Nuovo test per scoprire chi è a rischio infarto

Dall’Università di Oxford arriva un nuovo test realizzato per poter predire – mediante una “semplice” osservazione del cuore attraverso una TAC – le persone che sono a rischio di infarto. In particolare, mediante l’utilizzo di un’apparecchiatura che già oggi è disponibile per gli ordinari esami cardiologici, si potrà comprendere se un soggetto sia maggiore o meno sottoposto al rischio di un attacco cardiaco: se i tessuti appaiono essere molto rossi (sintomo di infiammazione), maggiore sarà il pericolo. Di contro – sancisce il risultato dello studio, pubblicato sull’ultimo numero della rivista Science Translational Medicine – minore è l’infiammazione riscontrata cromaticamente mediante la TAC, e minore sarà il rischio infarto.

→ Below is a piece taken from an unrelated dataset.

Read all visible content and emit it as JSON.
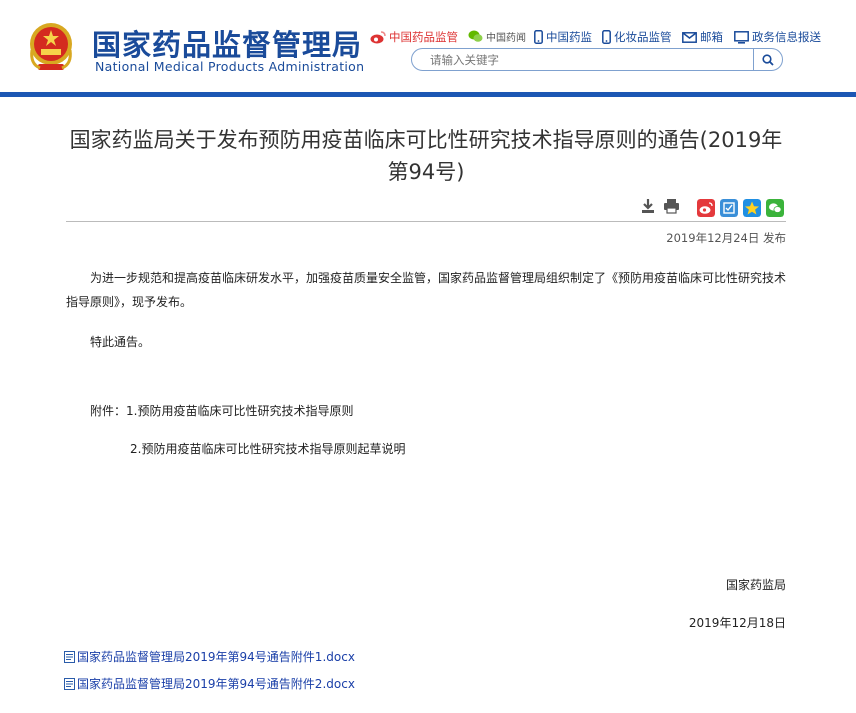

Stando a quanto spiega uno degli autori del lavoro Charalambos Antoniades, il nuovo test ha l’indubbio vantaggio di poter rivoluzionare il trattamento per uno dei maggiori problemi di salute del mondo, l’infarto. Per arrivare a tale risultato gli esperti hanno analizzato più di 2.000 Tac, evidenziando proprio che quando il livello di infiammazione dei tessuti sale, cambia il comportamento del grasso, che tende a rompersi, e tutto il tessuto circostante cambia aspetto.

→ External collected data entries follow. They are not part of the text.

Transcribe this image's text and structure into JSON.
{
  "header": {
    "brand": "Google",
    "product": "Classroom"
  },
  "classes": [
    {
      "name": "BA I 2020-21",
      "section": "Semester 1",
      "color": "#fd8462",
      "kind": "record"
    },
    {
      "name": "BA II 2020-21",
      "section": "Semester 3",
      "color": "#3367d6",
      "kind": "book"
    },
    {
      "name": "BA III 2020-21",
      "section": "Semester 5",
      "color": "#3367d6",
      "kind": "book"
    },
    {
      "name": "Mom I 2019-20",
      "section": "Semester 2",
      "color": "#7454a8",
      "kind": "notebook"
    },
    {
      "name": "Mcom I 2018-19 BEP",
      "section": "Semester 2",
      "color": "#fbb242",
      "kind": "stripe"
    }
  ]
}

In tal senso, l’infiammazione e il grasso intorno alle arterie sarebbero come una sorta di bomba ad orologeria. Naturalmente, qualcosa per poterla disinnescare si può fare: sarebbe in fatti sufficiente agire per tempo, prescrivendo delle terapie (come le statine) nei soggetti che sono apparentemente sani, oppure modificando le cure di persone che hanno già un rischio cardiaco noto.

A questo punto bisognerà sottoporre la tecnica ad ulteriori sperimentazioni: nell’ipotesi in cui non deluderà le promesse, nelle future sperimentazioni cliniche probabilmente questa TAC potrebbe divenire protagonista di una diagnosi precoce dei rischi infarto.